Io non sono un esperto del settore, ma l'ordine di grandezza delle forze in gioco e delle masse interessate mi sembra veramente sproporzionato: come possono delle trivellazioni ed eventuali tecniche di fracking modificare a larga scala grandi masse rocciose e provocare terremoti significativi? Vado per semplice logica, poi non so.

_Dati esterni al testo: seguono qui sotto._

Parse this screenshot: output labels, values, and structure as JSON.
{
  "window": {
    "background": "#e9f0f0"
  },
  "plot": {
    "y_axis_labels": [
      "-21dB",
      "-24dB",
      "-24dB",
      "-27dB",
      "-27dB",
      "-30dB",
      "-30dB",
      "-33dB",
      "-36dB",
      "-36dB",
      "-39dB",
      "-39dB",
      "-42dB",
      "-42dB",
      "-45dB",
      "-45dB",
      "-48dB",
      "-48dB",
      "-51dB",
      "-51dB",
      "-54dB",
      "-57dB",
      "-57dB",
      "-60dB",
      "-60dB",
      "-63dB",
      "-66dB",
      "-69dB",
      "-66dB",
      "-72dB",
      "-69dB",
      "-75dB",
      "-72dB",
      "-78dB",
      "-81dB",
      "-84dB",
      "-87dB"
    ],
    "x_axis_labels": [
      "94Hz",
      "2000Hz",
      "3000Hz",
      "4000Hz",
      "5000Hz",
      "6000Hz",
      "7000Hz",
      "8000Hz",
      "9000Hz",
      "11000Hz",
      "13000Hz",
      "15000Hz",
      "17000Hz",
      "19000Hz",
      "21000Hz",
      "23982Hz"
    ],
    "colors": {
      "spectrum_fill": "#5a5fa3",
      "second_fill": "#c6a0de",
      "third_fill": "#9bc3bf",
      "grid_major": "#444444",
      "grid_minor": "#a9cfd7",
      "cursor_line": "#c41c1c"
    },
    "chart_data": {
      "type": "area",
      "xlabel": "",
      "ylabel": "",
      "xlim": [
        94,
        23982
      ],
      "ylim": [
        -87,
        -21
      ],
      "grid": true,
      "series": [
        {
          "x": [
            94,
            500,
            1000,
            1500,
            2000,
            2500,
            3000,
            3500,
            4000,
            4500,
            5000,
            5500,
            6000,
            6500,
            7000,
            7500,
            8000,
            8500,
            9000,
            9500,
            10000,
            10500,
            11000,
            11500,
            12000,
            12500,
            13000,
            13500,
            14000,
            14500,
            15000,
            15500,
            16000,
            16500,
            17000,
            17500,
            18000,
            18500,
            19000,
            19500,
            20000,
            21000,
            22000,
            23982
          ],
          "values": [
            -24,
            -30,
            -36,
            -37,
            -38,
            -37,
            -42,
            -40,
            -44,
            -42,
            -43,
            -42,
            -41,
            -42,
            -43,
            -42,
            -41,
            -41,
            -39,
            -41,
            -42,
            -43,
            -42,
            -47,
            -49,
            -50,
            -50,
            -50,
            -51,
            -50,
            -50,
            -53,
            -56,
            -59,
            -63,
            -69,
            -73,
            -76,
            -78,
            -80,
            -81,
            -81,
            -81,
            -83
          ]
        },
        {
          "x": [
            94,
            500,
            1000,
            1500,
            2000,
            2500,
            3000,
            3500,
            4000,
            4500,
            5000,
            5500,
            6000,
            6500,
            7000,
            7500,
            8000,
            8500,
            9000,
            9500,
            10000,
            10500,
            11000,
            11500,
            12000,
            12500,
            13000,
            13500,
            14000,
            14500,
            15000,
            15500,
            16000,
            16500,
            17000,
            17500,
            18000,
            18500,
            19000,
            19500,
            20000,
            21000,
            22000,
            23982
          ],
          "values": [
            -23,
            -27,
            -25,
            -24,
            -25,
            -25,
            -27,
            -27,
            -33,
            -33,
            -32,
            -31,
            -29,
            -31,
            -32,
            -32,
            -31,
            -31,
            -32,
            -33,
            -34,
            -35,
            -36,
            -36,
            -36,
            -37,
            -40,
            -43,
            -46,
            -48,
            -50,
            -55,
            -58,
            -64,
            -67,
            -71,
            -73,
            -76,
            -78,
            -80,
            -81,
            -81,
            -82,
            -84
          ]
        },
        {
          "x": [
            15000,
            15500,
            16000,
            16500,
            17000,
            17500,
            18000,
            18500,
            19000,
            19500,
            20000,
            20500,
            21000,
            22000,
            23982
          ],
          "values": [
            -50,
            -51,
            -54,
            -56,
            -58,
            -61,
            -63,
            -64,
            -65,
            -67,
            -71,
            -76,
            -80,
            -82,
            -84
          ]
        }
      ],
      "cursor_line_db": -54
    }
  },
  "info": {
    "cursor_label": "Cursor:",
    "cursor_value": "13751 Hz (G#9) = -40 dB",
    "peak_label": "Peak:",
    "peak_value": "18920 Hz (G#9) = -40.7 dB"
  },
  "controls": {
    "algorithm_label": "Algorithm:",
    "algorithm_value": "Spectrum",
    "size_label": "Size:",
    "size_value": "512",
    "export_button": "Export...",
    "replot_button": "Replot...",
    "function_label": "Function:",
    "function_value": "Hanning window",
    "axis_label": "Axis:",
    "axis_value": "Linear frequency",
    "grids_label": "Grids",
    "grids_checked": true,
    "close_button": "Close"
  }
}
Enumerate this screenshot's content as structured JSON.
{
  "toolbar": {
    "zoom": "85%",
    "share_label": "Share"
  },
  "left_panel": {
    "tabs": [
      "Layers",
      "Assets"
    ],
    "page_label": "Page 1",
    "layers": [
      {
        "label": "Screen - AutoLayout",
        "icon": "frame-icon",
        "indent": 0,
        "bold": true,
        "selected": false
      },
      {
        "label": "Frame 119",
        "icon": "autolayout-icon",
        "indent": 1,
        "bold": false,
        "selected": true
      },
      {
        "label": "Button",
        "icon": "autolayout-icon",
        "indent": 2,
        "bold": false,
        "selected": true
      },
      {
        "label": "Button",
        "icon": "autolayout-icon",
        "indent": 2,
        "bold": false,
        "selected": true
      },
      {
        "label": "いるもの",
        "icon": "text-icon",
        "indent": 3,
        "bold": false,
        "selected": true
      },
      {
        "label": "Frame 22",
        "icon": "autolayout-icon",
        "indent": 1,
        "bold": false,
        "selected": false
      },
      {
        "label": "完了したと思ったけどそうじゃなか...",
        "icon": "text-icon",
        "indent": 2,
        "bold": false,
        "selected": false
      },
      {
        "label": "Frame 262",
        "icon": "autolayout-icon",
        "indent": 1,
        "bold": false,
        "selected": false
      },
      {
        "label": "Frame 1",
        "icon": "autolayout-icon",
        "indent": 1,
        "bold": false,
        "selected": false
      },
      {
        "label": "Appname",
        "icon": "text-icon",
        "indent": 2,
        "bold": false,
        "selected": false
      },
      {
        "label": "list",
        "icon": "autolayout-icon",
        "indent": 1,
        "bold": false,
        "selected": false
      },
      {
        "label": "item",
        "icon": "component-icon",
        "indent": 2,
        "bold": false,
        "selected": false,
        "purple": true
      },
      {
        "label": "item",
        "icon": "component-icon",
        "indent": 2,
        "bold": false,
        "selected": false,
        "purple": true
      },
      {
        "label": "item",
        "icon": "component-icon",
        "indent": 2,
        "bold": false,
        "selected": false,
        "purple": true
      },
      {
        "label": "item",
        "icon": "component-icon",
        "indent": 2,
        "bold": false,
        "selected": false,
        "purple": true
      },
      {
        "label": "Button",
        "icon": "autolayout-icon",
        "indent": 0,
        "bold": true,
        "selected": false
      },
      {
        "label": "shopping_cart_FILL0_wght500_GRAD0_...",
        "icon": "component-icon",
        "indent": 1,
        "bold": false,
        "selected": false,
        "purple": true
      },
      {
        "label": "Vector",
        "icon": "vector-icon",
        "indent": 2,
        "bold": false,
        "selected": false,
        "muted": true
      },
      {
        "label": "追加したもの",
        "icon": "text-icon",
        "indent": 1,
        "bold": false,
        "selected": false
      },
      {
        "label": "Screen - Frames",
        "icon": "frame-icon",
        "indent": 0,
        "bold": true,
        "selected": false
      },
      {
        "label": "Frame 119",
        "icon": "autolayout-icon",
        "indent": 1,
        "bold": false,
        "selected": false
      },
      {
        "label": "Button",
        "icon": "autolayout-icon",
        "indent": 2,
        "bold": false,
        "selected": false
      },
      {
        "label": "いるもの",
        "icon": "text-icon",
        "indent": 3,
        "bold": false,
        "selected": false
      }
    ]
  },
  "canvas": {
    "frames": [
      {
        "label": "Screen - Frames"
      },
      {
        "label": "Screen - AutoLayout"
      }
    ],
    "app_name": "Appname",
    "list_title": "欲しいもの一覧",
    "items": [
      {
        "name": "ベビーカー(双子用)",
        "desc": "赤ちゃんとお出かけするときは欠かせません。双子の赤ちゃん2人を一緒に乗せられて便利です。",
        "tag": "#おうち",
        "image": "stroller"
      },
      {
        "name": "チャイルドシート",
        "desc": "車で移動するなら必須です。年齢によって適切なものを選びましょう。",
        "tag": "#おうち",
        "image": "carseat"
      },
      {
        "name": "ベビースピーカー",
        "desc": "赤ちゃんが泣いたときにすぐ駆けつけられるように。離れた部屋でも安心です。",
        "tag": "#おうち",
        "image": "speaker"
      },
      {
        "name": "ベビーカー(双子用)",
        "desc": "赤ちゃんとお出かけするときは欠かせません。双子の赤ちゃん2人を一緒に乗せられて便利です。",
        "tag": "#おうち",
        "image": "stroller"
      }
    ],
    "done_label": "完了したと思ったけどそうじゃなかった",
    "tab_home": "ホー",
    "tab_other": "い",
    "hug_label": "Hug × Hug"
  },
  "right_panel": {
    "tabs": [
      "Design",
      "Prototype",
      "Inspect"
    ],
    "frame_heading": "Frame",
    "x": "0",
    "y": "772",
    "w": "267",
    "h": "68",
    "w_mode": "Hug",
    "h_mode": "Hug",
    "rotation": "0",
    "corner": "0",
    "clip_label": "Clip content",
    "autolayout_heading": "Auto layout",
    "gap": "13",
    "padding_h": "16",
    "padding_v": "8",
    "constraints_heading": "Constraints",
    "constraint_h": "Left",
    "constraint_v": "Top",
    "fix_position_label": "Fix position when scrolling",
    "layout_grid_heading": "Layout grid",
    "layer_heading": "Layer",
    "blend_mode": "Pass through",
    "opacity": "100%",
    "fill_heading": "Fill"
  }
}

veramente sul sisma di mirandola e lo sciame sismico del cavone i sospetti non sono sul fracking, che non vi viene praticato, ma sulla reiniezione dei fluidi di giacimento, che sono ripompati in un giacimento esaurito a pressioni superiori a quelle litostatiche esistenti alla profondità in cui deve essere inserito (grosso modo siamo sui -1500 mslm), quindi parliamo di pressioni dal centinaio di atmosfere in su. I quantitativi possono non essere rilevanti, si parla di qualche migliaio di mc al mese, ma il contesto strutturale è molto complesso (ci sono sovrascorrimenti ad andamento appenninico e numerose faglie trascorrenti ad andamento antiappenninico che determinano comparti e blocchi strutturali). E le tensioni in gioco sono compressive, perchè il contesto geodinamico è convergente. Un fluido ad alta pressione in una serie di blocchi isolati da faglie e compressi da stress tettonico, non può innescare seppur minimi rilasci di energia elastica?